Secondo la testimonianza dell'ottocentesco storico dell'arte Gianjacopo Fontana, gli interni dei Palazzi Soranzo erano veramente spettacolari: oltre ad una grande profusione di marmi e stucchi dorati sia alle pareti che sui soffitti, vi si ammiravano bellissime tele di Jacopo Amigoni, di Francesco Fontebasso e di Gregorio Lazzarini.

Pare che vi fosse conservato addirittura un ritratto del doge Soranzo, forse eseguito dal Giorgione e poi venduto in Inghilterra.
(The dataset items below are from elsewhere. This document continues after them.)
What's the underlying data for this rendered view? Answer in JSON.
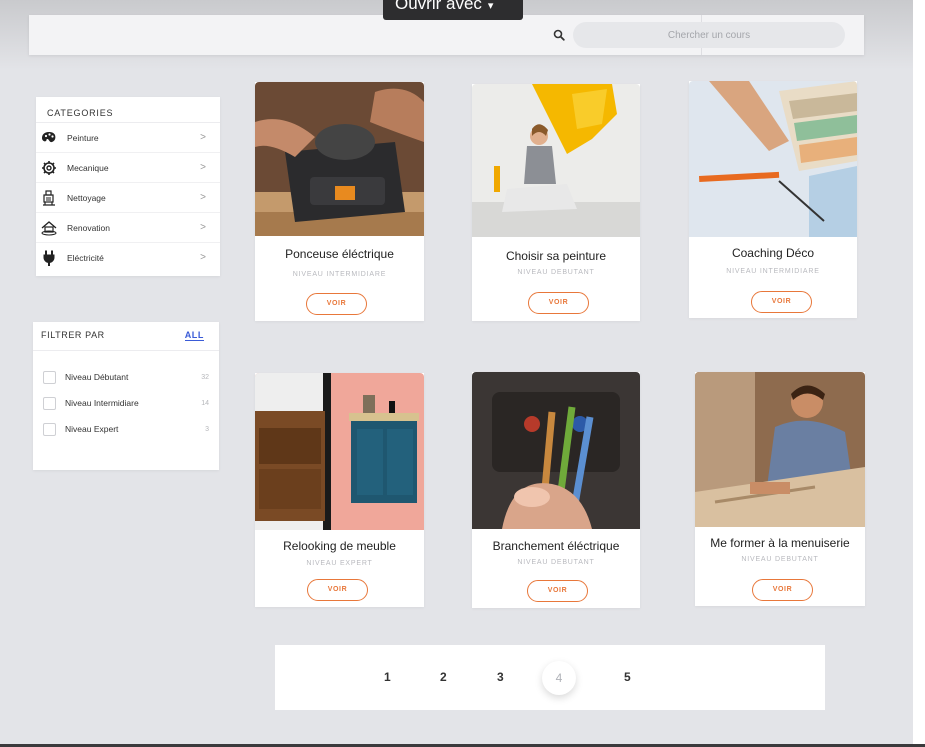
{
  "overlay": {
    "open_with_label": "Ouvrir avec",
    "arrow": "▾"
  },
  "search": {
    "placeholder": "Chercher un cours",
    "icon": "search-icon"
  },
  "categories": {
    "title": "CATEGORIES",
    "items": [
      {
        "label": "Peinture",
        "icon": "paint-palette-icon"
      },
      {
        "label": "Mecanique",
        "icon": "gear-icon"
      },
      {
        "label": "Nettoyage",
        "icon": "cleaning-icon"
      },
      {
        "label": "Renovation",
        "icon": "renovation-icon"
      },
      {
        "label": "Eléctricité",
        "icon": "electric-plug-icon"
      }
    ],
    "chevron": ">"
  },
  "filter": {
    "title": "FILTRER PAR",
    "all_label": "ALL",
    "options": [
      {
        "label": "Niveau Débutant",
        "count": "32"
      },
      {
        "label": "Niveau Intermidiare",
        "count": "14"
      },
      {
        "label": "Niveau Expert",
        "count": "3"
      }
    ]
  },
  "courses": [
    {
      "title": "Ponceuse éléctrique",
      "level": "NIVEAU INTERMIDIARE",
      "button": "VOIR"
    },
    {
      "title": "Choisir sa peinture",
      "level": "NIVEAU DEBUTANT",
      "button": "VOIR"
    },
    {
      "title": "Coaching Déco",
      "level": "NIVEAU INTERMIDIARE",
      "button": "VOIR"
    },
    {
      "title": "Relooking de meuble",
      "level": "NIVEAU EXPERT",
      "button": "VOIR"
    },
    {
      "title": "Branchement éléctrique",
      "level": "NIVEAU DEBUTANT",
      "button": "VOIR"
    },
    {
      "title": "Me former à la menuiserie",
      "level": "NIVEAU DEBUTANT",
      "button": "VOIR"
    }
  ],
  "pagination": {
    "pages": [
      "1",
      "2",
      "3",
      "4",
      "5"
    ],
    "current": "4"
  },
  "colors": {
    "accent": "#e8773a",
    "link": "#3a5bd7",
    "background": "#e3e4e8"
  }
}
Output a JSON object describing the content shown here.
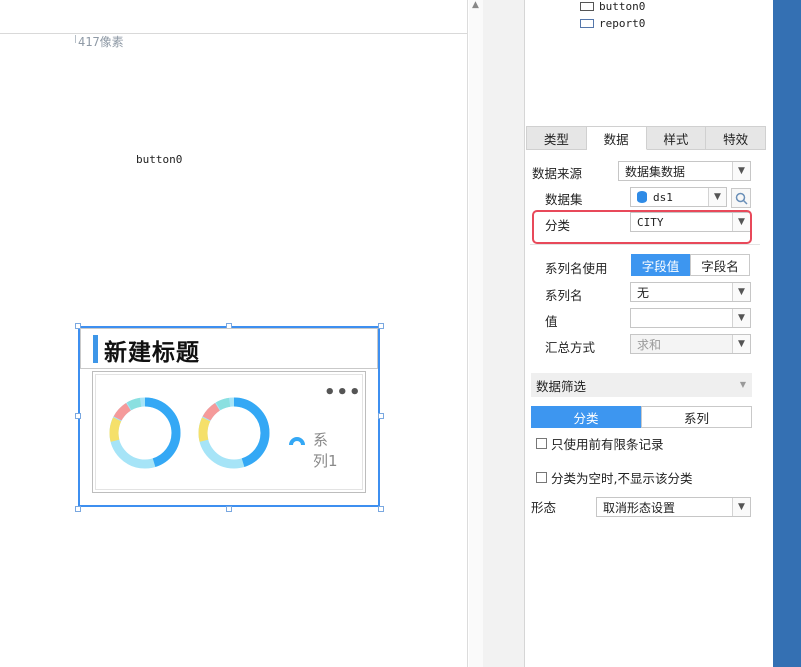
{
  "canvas": {
    "ruler_label": "417像素",
    "button_label": "button0",
    "widget": {
      "title": "新建标题",
      "more_icon": "more-horizontal-icon",
      "legend": "系列1",
      "donuts": [
        {
          "segments_colors": [
            "#34a8f5",
            "#a6e4f7",
            "#f5e06a",
            "#f59a9a",
            "#8ae0e0"
          ]
        },
        {
          "segments_colors": [
            "#34a8f5",
            "#a6e4f7",
            "#f5e06a",
            "#f59a9a",
            "#8ae0e0"
          ]
        }
      ]
    }
  },
  "tree": {
    "items": [
      {
        "label": "button0",
        "icon": "button-icon"
      },
      {
        "label": "report0",
        "icon": "report-icon"
      }
    ]
  },
  "tabs": [
    {
      "label": "类型",
      "active": false
    },
    {
      "label": "数据",
      "active": true
    },
    {
      "label": "样式",
      "active": false
    },
    {
      "label": "特效",
      "active": false
    }
  ],
  "data_source": {
    "label": "数据来源",
    "value": "数据集数据"
  },
  "dataset": {
    "label": "数据集",
    "value": "ds1",
    "icon": "database-icon"
  },
  "category": {
    "label": "分类",
    "value": "CITY"
  },
  "series_name_use": {
    "label": "系列名使用",
    "options": [
      "字段值",
      "字段名"
    ],
    "selected": 0
  },
  "series_name": {
    "label": "系列名",
    "value": "无"
  },
  "value_field": {
    "label": "值",
    "value": ""
  },
  "summary": {
    "label": "汇总方式",
    "value": "求和"
  },
  "filter": {
    "title": "数据筛选",
    "tabs": [
      "分类",
      "系列"
    ],
    "selected": 0,
    "checkbox1": "只使用前有限条记录",
    "checkbox2": "分类为空时,不显示该分类"
  },
  "shape": {
    "label": "形态",
    "value": "取消形态设置"
  },
  "colors": {
    "accent": "#3d96f0",
    "highlight": "#e8495a",
    "right_bar": "#3470b3"
  }
}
Attualmente la dimora è ancora di proprietà dei discendenti Soranzo che, bisogna dirlo, provvedono con grande cura e sollecitudine al suo mantenimento, infatti la fabbrica appare ancora oggi perfetta. Una piccola curiosità: se vi trovate a passare sotto casa Soranzo, avvicinatevi con discrezione alla targhetta di ottone posta sul campanello d'ingresso e vedrete che, accanto al cognome, è inciso il corno dogale proprio ad indicare che questa famiglia può fregiarsi dell'onore di aver avuto un doge fra i propri componenti.